GP clinic lung consolidation diagnosis

This is a case from last week – 21month old boy, one week of cough, had seen another practioner 4 days prior, started on amoxycillin/clavulinic acid, persistent fevers, up all night coughing, drinking, not eating.  Child looked unwell. T38.5, HR140, RR40, Sp02RA 93%, slight rib retraction, warm peripheries, well hydrated, nil rash. Red TM, flat tonsils, crepitations right lung base. GPPOCUS with linear probe, lung 6 region, this is region 2 on the right:

(guardian consent obtained for image and case use)

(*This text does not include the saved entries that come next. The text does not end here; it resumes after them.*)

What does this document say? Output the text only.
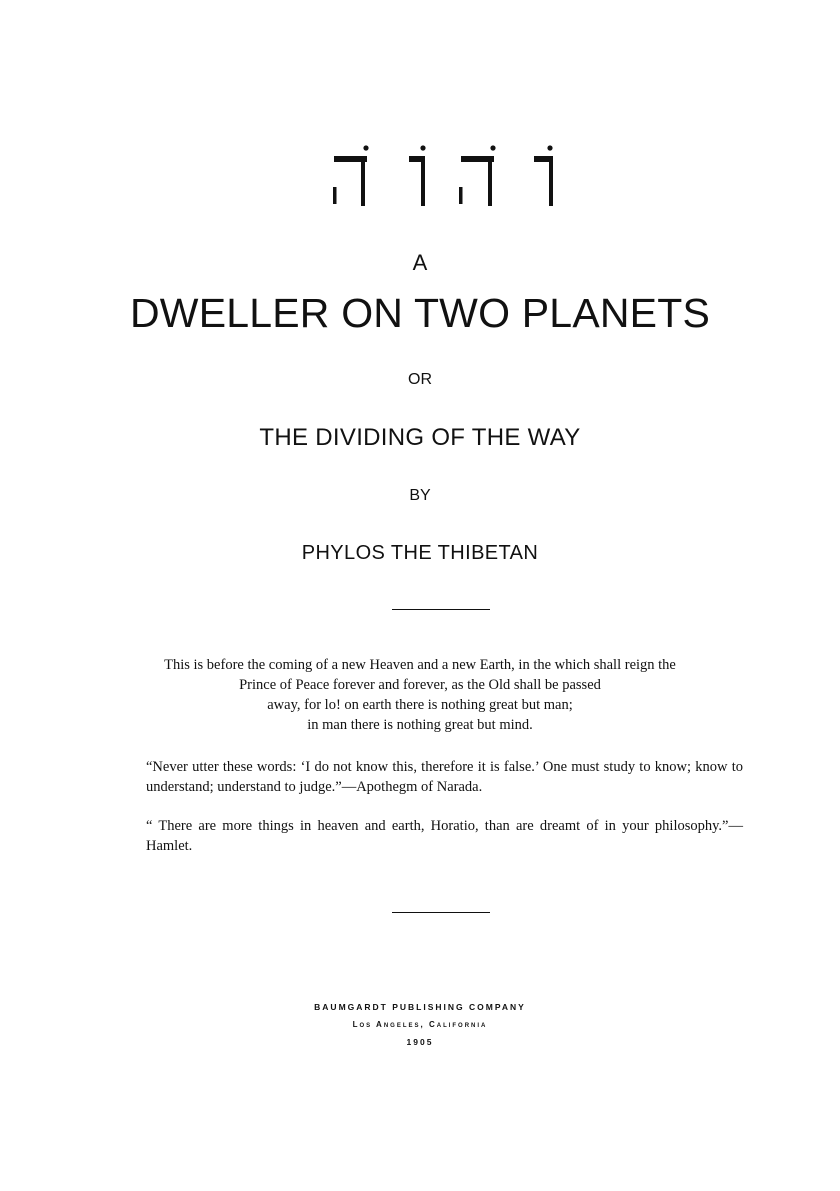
A
DWELLER ON TWO PLANETS
OR
THE DIVIDING OF THE WAY
BY
PHYLOS THE THIBETAN
This is before the coming of a new Heaven and a new Earth, in the which shall reign the
Prince of Peace forever and forever, as the Old shall be passed
away, for lo! on earth there is nothing great but man;
in man there is nothing great but mind.
“Never utter these words: ‘I do not know this, therefore it is false.’ One must study to know; know to understand; understand to judge.”—Apothegm of Narada.
“ There are more things in heaven and earth, Horatio, than are dreamt of in your philosophy.”—Hamlet.
BAUMGARDT PUBLISHING COMPANY
Los Angeles, California
1905
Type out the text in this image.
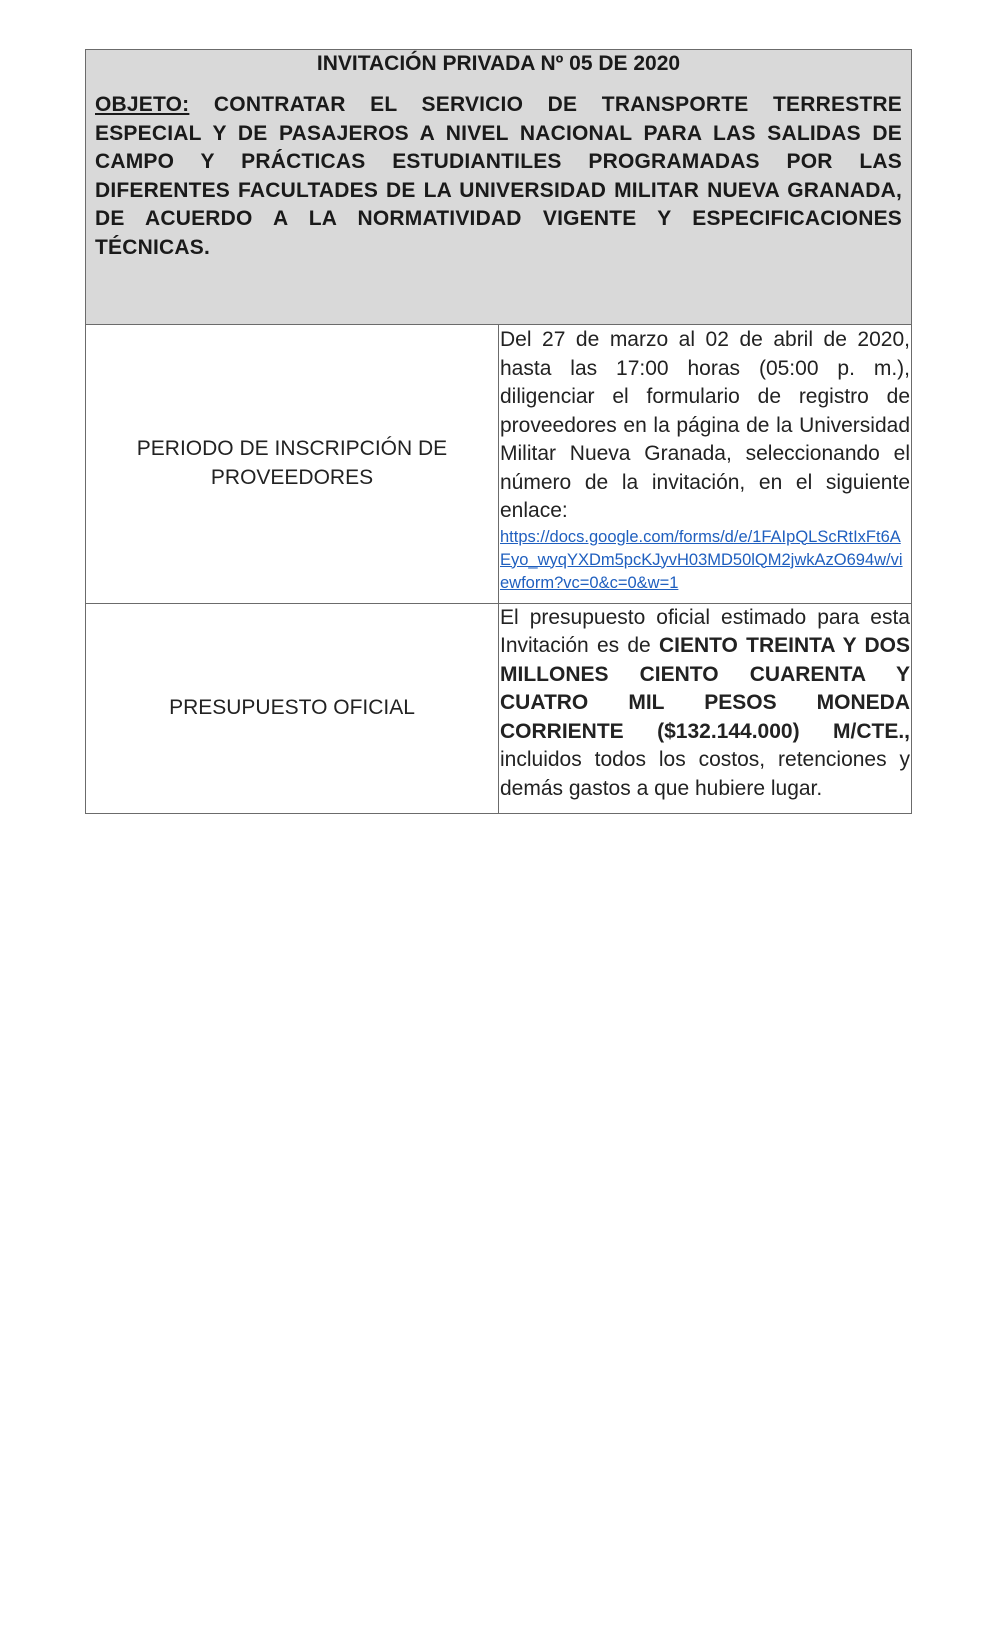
INVITACIÓN PRIVADA Nº 05 DE 2020

OBJETO: CONTRATAR EL SERVICIO DE TRANSPORTE TERRESTRE ESPECIAL Y DE PASAJEROS A NIVEL NACIONAL PARA LAS SALIDAS DE CAMPO Y PRÁCTICAS ESTUDIANTILES PROGRAMADAS POR LAS DIFERENTES FACULTADES DE LA UNIVERSIDAD MILITAR NUEVA GRANADA, DE ACUERDO A LA NORMATIVIDAD VIGENTE Y ESPECIFICACIONES TÉCNICAS.	

PERIODO DE INSCRIPCIÓN DE PROVEEDORES	Del 27 de marzo al 02 de abril de 2020, hasta las 17:00 horas (05:00 p. m.), diligenciar el formulario de registro de proveedores en la página de la Universidad Militar Nueva Granada, seleccionando el número de la invitación, en el siguiente enlace:
https://docs.google.com/forms/d/e/1FAIpQLScRtIxFt6AEyo_wyqYXDm5pcKJyvH03MD50lQM2jwkAzO694w/viewform?vc=0&c=0&w=1

PRESUPUESTO OFICIAL	El presupuesto oficial estimado para esta Invitación es de CIENTO TREINTA Y DOS MILLONES CIENTO CUARENTA Y CUATRO MIL PESOS MONEDA CORRIENTE ($132.144.000) M/CTE., incluidos todos los costos, retenciones y demás gastos a que hubiere lugar.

Demonstrating shred (breaking up of the visceral pleural line), effusion and increased density in the lung (hepatisation – the lung looks like liver in terms of echogenicity).

These are the lung zones:

Lichenstein CHEST / 134 / 1 / JULY, 2008

They went to the local ED with mother and chest radiograph confirmed right peri-hilar consolidation. POCUS did not definitely change my management here – Sp02 was low, there was persistent fever and they looked unwell.  However knowing there was right dependent lung consolidation confirmed that I wasn’t sentencing the family to an ED wait in vain.  I called family today and after a change of oral antibiotics the fever is down, eating better and more interactive.

Useful references:

Lichtenstein DA, Mezière GA. Relevance of lung ultrasound in the diagnosis of acute respiratory failure: the BLUE protocol. Chest 2008;134:117–25.

Varshney T, et al. Point-of-care lung ultrasound in young children with
respiratory tract infections and wheeze Emerg Med J 2016;0:1–8.